»Deutscher Meister in Weltmusik«

So einfach kann Musik Grenzen überwinden

Einbeck. Mitreißende Künstler und ein begeistertes Publikum: Das Edgar Knecht Trio und Aeham Ahmad haben zur StadtpARTie ein Konzert unter dem Motto »Einbeck grenzenlos« gegeben. Es gebe unterschiedliche Gründe, warum Menschen fliehen müssten, stellte Jörg Bachmann vom StadtpARTie-Team fest; man sollte sie unterstützen, ein menschenwürdiges Leben führen zu können.

Der Abend sollte zeigen, was Musik bewirken könne. Edgar Knecht, Piano, Rolf Denecke, Kontrabass, und Tobias Schulte, Schlagzeug, sind gemeinsam mit dem palästinensisch-syrischen Pianisten Aeham Ahmad aufgetreten, der auf einem rollenden Klavier gegen die Hoffnungslosigkeit des Krieges in den Straßen von Damaskus gespielt hat – die Bilder gingen um die Welt. Nach seiner Flucht vor der syrischen Geheimpolizei habe er Edgar Knecht kennengelernt, und es habe sich gezeigt, wie leicht mit Musik Grenzen überschritten werden könnten.

Dank der Unterstützung durch den Lokalen Aktionsplan im Landkreis Northeim könne man dieses Konzert wie auch den Auftritt von »Banda Internationale« kostenlos anbieten. Die Besucher könnten sich auf eine Überraschung einstellen, kündigte er an. Volkslieder haben die beiden Pianisten in den Mittelpunkt des Konzerts gestellt: Während sich Edgar Knecht auf die Bearbeitung deutscher Stücke konzentriert hat, hat Aeham Ahmad eigene Kompositionen, aber auch Lieder aus seiner Heimat interpretiert. Dabei gab es natürlich Unterschiedliches, aber auch Ähnliches.

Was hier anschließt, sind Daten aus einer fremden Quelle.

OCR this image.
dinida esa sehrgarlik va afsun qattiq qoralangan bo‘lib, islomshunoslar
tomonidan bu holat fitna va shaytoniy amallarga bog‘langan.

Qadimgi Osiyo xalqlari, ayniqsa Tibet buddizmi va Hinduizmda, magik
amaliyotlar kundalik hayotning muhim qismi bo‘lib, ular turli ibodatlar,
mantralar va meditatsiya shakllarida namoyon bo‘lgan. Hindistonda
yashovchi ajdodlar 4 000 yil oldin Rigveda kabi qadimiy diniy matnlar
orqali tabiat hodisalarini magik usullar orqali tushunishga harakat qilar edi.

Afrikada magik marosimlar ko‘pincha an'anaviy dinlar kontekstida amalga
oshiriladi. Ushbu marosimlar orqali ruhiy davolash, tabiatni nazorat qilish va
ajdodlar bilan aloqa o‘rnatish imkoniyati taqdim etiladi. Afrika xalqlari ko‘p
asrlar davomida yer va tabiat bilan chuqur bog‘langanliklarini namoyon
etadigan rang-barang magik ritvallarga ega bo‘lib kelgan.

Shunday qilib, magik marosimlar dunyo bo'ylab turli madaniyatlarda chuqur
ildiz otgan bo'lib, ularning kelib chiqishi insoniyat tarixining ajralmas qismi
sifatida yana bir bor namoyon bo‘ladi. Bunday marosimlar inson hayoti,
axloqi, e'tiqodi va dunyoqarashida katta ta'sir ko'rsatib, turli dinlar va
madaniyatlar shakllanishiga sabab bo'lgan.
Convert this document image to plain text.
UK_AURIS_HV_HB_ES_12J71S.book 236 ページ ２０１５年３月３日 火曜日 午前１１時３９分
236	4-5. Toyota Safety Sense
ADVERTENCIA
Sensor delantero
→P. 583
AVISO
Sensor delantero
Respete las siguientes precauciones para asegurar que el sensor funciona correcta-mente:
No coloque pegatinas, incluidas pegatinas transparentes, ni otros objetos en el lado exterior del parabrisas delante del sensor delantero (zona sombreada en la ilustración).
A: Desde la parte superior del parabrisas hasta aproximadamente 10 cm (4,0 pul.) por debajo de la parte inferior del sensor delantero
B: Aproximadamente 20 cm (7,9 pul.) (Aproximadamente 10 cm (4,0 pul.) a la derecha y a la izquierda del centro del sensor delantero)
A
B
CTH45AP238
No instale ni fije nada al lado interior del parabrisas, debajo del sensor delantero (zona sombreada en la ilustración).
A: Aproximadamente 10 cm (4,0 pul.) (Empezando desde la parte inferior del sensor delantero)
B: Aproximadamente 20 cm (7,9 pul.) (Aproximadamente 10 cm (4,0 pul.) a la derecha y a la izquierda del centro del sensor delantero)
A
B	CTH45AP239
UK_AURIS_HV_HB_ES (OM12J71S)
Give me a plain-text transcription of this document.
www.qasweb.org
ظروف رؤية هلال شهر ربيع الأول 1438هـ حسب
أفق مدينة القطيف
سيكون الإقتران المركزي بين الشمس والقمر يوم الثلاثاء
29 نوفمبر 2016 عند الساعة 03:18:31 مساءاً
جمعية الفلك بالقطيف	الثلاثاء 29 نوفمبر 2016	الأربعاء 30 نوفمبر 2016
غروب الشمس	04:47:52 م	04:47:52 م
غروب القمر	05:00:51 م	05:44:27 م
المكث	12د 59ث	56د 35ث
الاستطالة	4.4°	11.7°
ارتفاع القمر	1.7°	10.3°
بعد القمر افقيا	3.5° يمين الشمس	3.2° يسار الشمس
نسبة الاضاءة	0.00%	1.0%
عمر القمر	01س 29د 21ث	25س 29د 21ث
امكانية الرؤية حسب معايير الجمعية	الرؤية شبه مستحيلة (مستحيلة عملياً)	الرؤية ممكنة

Ahmad berichtete, welche Gefahr den Menschen durch die Geheimpolizei drohe: Von einigen Familienmitgliedern und Freunden wisse er immer noch nicht, wo sie geblieben seien. Ihnen und allen, die damit leben müssten, widmete er ein »Lied ohne Namen«. Ein Lied aus dem Dreißigjährigen Krieg über einen »Schnitter, der heißt Tod«, fügt sich inhaltlich erschreckend glatt an. Aber dann ließen die Künstler in ihrem harmonischen Zusammenspiel auch Fröhliches durchklingen, animierten zum Mitsingen: »Nicht schüchtern sein.« Zeilen, die ein Freund in politischer Gefangenschaft an die Wände der Zelle geschrieben hat, bildeten einen starken Kontrast dazu. Zur Verleihung des Humanistischen Bürgerpreises Kassel an Joachim Gauck hat Edgar Knecht eine Komposition über das seiner Ansicht nach wichtigste Volkslied, »Die Gedanken sind frei«, geschaffen, ein Stück, das auch Ahmad kannte – vielschichtig war dieses musikalische Statement für Demokratie, Freiheit, Menschenrechte und Frieden. Man spürte geradezu, wie die freien Gedanken Fahrt aufnehmen konnten. Variationen zur »Carmina Burana« wechselten ab mit Melodien aus Syrien, um dann gemeinsam die »Ode an die Freude« anzustimmen. Das Schicksal der bekannten »Königskinder« geht sowohl auf deutsch als auch auf arabisch nahe.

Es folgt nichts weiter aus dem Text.